Massacro ed esecuzione di massa ad Ashraf – N.39

Gli ostaggi sono stati trasferiti ad al-Amara per essere consegnati al regime iraniano

Gli USA e l’ONU dovrebbero intervenire immediatamente per prevenire l’estradizione

In seguito alle rivelazioni sui dettagli dell’arresto e il luogo in cui sono tenuti in ostaggio i sette ostaggi di Ashraf da parte del governo iracheno, il portavoce del primo ministro iracheno Ali al Moussavi, in un ridicolo tentativo di sfuggire dalle conseguenze internazionali di questo grande crimine per volere del regime iraniano, ha dichiarato: “Il Governo dell’Iraq non ha nessun piano per la consegna dei residenti di Ashraf a Teheran.”

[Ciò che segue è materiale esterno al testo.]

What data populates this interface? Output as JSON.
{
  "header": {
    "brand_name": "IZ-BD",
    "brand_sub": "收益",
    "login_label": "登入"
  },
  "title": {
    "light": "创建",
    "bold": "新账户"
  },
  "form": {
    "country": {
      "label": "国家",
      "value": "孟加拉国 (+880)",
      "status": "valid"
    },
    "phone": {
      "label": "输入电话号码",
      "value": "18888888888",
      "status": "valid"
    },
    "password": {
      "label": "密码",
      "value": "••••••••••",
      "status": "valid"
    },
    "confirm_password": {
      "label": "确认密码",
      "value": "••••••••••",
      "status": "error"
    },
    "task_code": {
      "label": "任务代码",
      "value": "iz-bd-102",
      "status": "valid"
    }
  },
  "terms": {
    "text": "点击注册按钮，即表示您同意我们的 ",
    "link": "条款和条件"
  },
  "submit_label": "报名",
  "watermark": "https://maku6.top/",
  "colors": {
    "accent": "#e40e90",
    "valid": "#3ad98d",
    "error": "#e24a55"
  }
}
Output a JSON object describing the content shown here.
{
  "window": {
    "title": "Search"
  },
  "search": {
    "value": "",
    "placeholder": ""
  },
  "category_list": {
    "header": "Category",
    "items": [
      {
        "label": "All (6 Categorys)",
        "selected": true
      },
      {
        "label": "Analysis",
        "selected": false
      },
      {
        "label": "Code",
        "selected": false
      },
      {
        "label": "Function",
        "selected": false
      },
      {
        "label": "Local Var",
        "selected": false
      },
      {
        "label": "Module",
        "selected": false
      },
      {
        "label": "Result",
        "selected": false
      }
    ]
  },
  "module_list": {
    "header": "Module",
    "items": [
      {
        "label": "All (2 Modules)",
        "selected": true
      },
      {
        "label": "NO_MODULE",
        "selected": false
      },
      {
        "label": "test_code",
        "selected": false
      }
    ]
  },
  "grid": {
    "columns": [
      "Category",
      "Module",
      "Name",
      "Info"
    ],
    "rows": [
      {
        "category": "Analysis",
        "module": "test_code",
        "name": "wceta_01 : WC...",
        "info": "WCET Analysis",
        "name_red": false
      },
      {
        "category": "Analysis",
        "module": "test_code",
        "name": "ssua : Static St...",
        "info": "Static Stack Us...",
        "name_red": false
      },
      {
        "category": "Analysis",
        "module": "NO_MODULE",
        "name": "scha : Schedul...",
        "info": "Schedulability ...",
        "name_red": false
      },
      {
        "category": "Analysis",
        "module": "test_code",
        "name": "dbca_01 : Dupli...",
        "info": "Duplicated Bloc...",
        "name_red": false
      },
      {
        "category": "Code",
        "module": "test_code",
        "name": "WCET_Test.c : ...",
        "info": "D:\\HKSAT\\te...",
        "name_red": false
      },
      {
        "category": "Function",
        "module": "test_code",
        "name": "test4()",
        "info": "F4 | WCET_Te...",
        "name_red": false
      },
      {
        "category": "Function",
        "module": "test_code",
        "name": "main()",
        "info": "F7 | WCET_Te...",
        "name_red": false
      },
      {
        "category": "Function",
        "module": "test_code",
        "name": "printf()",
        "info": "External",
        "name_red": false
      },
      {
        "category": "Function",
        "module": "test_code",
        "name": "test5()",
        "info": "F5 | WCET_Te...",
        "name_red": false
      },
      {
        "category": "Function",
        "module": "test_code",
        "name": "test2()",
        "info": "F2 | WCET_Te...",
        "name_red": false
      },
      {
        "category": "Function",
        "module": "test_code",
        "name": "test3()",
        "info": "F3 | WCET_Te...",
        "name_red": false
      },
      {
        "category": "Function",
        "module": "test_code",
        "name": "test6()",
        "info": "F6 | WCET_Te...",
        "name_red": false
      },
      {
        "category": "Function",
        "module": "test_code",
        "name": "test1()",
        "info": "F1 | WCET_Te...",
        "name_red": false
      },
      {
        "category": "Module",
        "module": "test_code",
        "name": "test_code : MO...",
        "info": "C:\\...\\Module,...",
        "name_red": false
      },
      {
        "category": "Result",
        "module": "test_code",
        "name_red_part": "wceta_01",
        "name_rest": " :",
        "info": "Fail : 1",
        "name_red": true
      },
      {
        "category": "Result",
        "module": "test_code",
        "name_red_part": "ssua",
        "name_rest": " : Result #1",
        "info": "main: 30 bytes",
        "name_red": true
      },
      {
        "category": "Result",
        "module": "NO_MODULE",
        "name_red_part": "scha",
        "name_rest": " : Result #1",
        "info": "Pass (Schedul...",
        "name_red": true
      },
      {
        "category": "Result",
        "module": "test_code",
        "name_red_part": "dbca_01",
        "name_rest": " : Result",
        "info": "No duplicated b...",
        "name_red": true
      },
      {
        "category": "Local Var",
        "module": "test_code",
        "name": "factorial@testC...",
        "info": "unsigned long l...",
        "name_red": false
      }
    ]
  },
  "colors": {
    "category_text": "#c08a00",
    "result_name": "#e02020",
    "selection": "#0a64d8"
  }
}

I media del regime dei Mullah e le agenzie di stampa hanno dato un’ampia copertura a questa ridicola negazione al di fuori della necessità del regime clericale di continuare il suo piano criminale.

Se Maliki e il suo governo non hanno queste intenzioni, dovrebbero rilasciare immediatamente e restituire i sette membri del PMOI che hanno rapito il primo settembre per estradarli in Iran.

Le falsificazioni da parte del portavoce di Maliki vengono fatte mentre martedì pomeriggio, 10 settembre, hanno trasferito i sette ostaggi con quattro elicotteri del governo iracheno estremamente protetti da Baghdad ad al Amara, città del sud dell’Iraq, per essere estradati in Iran. La provincia di al Amara è sotto la grande influenza e controllo della terrorista Forza Qods.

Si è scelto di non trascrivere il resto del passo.